Crónica escrita por Enrrique Álvaro González
Hay diferentes formas de contar una historia, pero la más diciente a pesar de su mutismo, la cuentan las fotos. Ellas traen consigo la nostalgia de los tiempos idos, pues de alguna manera persisten en la imagen con toda su carga de significados.
La primera, evoca la llegada de la familia a la capital del país, después de sufrir el desplazamiento de la violencia partidista desatada en los años cincuenta, tras el magnicidio de quien decía no ser un hombre sino un pueblo. En la imagen está mi madre, ataviada como lo exigía el frío de la ciudad y con un corte impuesto por la moda del naciente Hoolliwood.
Pasados unos cinco años, vemos en la foto a la primera generación nacida en la ciudad. Somos mi hermano mayor y yo, frente al histórico templo de San Francisco, supongo que después de misa. Lo digo por el corbatín que solo para estos eventos lucía mi hermano. No pasemos por alto que los automóviles del fondo también fueron últimos modelos de aquellos años 57 o 58.
Las dos fotografías que siguen, 3 y 4, muestran mi crecimiento. En una intento mostrar mi independencia con las manos en los bolsillos y en la otra presumo de vaquero sobre un caballo de utilería en el parque nacional, único lugar accesible a la pobre economía de la familia en los días de paseo dominical.
Ahora, en la foto número cinco, cuatro de mis tíos lucen la pinta exigida en un paseo por el llamado sitio de comidas “Cuatro vientos”, en el barrio Santander de entonces. Se puede ver que no escatimaban esfuerzo para estar al día con la moda de corbata, pisa corbata, saco apuntado y el peinado partido por la “carrera” separada con la peinilla.
En la gráfica número seis, destaco varias cosas. En primer lugar el vestido que más recuerdo de mi madre, porque siempre creí que era en piel de leopardo, lo que ella jamás se preocupó por desmentir. En segundo, un artículo olvidado. Es el pedestal que se ve al fondo, sobre el cual se encaramaba el policía de tráfico, llamado por los bogotanos “Chupa”, a dirigir la movilidad vehicular y la tercera, es la sombrilla que cargaba mi madre para la lluvia o el sol. En estas calendas ya la familia se había aposentado en la urbe y cada quien tomaba su propio camino.

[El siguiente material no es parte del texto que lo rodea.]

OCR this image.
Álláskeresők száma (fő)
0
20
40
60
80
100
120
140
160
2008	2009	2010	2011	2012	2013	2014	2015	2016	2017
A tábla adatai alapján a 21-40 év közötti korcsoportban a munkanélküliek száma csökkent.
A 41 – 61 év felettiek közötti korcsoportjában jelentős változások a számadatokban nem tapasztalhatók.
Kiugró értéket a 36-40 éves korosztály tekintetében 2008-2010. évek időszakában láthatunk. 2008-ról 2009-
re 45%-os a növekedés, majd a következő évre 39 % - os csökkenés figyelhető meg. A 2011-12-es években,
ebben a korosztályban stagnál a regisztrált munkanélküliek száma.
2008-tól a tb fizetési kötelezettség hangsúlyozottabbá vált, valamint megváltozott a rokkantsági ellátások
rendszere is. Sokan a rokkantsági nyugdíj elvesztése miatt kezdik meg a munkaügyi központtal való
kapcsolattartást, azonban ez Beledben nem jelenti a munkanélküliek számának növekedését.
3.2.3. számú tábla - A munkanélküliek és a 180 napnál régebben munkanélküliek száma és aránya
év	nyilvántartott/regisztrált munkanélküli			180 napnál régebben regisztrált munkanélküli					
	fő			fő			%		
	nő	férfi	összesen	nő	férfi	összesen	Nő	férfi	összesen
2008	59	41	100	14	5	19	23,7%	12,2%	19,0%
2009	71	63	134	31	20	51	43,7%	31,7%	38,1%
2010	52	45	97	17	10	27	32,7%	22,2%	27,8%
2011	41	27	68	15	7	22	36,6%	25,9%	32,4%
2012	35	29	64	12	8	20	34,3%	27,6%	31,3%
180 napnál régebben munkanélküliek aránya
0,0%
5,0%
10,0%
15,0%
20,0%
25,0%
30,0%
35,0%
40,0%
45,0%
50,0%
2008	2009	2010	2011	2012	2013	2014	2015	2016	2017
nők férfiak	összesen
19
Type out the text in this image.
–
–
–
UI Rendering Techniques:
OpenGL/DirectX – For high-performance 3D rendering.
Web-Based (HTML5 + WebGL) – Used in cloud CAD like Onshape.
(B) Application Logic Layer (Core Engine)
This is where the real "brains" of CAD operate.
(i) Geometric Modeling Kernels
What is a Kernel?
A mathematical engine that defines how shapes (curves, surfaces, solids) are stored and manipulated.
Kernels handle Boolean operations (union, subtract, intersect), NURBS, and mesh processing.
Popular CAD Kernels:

Las fotos 7, 8 y 9, enmarcan una etapa de gran dolor en la familia, que ya para entonces se había menguado a mi madre, mi hermano y yo, pues el resto de los mayores, se debatía en su propia búsqueda. Las gráficas recuerdan la fuga de mi hermano de la casa. De la siete, mamá sacó la figura de él para publicarla en el Tiempo con el aviso de “se busca niño extraviado”. En la ocho, estoy yo durante la ausencia de mi hermano que duró cuatro años y la nueve, nos muestra de nuevo a los tres, el primer domingo después de su regreso, en dos triciclos alquilados, de nuevo en el parque nacional.
Y aquí, en esta última fotografía, vemos el salto temporal que di. Se debe a que si seguimos paso a paso con la historia, no nos alcanzarían estos momentos. Cierro entonces diciendo que el tiempo pasó y cincuenta años después de aquel desplazamiento hacia la ciudad, los sueños se han cumplido en parte. Los que no, es porque se cambiaron por otros o porque a fin de cuentas no se logró el objetivo. Pero lo que sí podemos asegurar, es que la lucha continúa y ahora, como se ve, hay otras generaciones, otros sueños y seguirán siendo las fotos las que continúen guardando el mejor testimonio.